Jakarta, – Di tengah beredarnya wacana pemilihan kepala daerah melalui DPRD, Juru Bicara Partai Gerindra, Bahtra Banong, menegaskan sikap partainya. Gerindra menghormati putusan Mahkamah Konstitusi yang menyatakan pilkada tetap dilakukan secara langsung oleh rakyat.
“Jadi kalaupun misalnya ada putusan ya, ada masukan dari berbagai pihak, tentu kami menghargai setiap putusan dan masukan-masukan tersebut,” ujar Bahtra di Gedung DPR RI, Selasa (7/7/2026).
Pernyataan ini penting.
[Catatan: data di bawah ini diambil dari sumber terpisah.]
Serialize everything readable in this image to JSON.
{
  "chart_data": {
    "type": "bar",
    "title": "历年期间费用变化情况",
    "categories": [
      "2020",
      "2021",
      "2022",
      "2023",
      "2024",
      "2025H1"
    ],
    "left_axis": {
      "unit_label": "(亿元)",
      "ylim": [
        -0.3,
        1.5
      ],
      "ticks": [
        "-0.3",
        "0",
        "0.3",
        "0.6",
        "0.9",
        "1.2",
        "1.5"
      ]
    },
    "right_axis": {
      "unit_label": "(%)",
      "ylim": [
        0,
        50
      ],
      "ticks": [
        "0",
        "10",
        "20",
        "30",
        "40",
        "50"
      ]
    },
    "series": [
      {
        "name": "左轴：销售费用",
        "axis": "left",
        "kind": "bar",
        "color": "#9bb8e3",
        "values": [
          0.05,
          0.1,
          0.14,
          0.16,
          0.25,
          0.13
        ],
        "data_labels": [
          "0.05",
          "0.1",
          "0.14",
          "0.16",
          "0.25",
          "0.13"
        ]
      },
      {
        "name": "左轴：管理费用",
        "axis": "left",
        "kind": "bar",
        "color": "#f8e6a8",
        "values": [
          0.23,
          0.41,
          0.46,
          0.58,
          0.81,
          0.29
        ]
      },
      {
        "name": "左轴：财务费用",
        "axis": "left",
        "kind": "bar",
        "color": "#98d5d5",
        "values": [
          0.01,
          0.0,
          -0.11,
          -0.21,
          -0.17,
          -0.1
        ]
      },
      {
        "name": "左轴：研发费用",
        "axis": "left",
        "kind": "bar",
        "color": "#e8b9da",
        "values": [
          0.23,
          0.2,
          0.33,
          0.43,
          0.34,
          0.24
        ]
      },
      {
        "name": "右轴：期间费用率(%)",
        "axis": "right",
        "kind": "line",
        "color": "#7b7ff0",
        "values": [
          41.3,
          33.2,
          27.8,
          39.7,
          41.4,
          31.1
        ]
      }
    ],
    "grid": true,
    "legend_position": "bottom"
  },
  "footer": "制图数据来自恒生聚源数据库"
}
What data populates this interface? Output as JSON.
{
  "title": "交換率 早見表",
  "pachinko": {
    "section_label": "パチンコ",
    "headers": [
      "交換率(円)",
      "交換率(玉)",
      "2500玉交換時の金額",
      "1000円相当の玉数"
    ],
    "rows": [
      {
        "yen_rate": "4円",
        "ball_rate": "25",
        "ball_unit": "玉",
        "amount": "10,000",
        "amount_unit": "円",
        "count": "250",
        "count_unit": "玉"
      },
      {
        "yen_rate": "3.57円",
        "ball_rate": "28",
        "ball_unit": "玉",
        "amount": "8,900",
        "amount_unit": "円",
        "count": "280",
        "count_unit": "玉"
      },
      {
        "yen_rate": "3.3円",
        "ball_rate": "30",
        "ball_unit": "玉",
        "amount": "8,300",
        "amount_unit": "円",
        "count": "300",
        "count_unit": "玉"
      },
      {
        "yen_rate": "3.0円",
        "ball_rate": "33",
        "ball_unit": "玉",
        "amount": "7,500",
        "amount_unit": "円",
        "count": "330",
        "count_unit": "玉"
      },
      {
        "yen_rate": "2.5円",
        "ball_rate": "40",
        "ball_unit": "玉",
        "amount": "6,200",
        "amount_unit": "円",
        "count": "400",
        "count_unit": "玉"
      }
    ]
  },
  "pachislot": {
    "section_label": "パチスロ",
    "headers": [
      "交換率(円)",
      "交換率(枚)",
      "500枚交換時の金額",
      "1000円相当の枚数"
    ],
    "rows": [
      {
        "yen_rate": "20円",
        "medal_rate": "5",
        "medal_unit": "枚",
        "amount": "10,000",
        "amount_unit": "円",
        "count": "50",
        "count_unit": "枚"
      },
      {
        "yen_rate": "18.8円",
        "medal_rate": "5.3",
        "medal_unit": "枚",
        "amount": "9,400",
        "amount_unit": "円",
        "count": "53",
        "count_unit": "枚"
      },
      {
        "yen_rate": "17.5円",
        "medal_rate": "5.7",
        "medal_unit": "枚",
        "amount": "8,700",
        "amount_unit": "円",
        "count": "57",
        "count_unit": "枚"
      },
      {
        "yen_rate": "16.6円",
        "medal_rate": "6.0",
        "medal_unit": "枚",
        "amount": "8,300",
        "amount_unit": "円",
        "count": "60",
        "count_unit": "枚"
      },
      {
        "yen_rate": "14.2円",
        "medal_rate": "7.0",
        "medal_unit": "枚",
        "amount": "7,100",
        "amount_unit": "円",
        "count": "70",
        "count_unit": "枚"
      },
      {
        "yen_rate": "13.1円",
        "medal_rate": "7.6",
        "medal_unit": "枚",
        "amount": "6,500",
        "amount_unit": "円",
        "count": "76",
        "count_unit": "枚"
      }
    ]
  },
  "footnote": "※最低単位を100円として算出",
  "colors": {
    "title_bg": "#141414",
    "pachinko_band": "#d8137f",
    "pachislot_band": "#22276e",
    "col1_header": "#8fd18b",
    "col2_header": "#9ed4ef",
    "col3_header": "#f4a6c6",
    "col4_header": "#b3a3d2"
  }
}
Di tengah tarik-menarik wacana politik, Gerindra memilih jalan konstitusional. Mereka tidak terjebak dalam perdebatan yang bisa memecah belah, tapi menghormati putusan MK sebagai panglima tertinggi hukum di negeri ini.
“Sikap ini menunjukkan kedewasaan berdemokrasi. Gerindra tidak ikut-ikutan memperdebatkan hal yang sudah jelas putusannya. Mereka memilih fokus ke RUU Pemilu. Itu langkah yang tepat,” ujar Ketua JAN, Romadhon Jasn.
Pilkada langsung adalah salah satu amanat reformasi yang tidak bisa diganggu gugat. Sejak 2005, rakyat Indonesia langsung memilih kepala daerahnya. Mekanisme ini telah terbukti menjadi saluran partisipasi politik yang sehat.
“Kami mengapresiasi Gerindra yang tidak terjebak dalam narasi yang membingungkan publik. Pilkada langsung adalah hak rakyat, dan putusan MK sudah mempertegas itu,” ujar Romadhon.
Gerindra kini menyatakan akan fokus menggarap Rancangan Undang-Undang Pemilu. Ini adalah langkah yang produktif. Daripada sibuk memperdebatkan mekanisme pilkada, lebih baik memperkuat sistem pemilu secara keseluruhan.
“Kami akan mengawal RUU Pemilu agar benar-benar partisipatif dan melibatkan publik. Jangan sampai ada pasal-pasal yang justru mempersempit ruang demokrasi,” tegas Romadhon.
Publik tidak perlu khawatir. Pilkada langsung tetap berjalan. Ini adalah kemenangan bagi demokrasi dan bagi rakyat yang ingin terus memilih pemimpinnya secara langsung.
“Ini kemenangan bagi demokrasi. Jaga terus pilkada langsung. Jangan biarkan ada upaya menggoyang amanat reformasi,” pungkas Romadhon.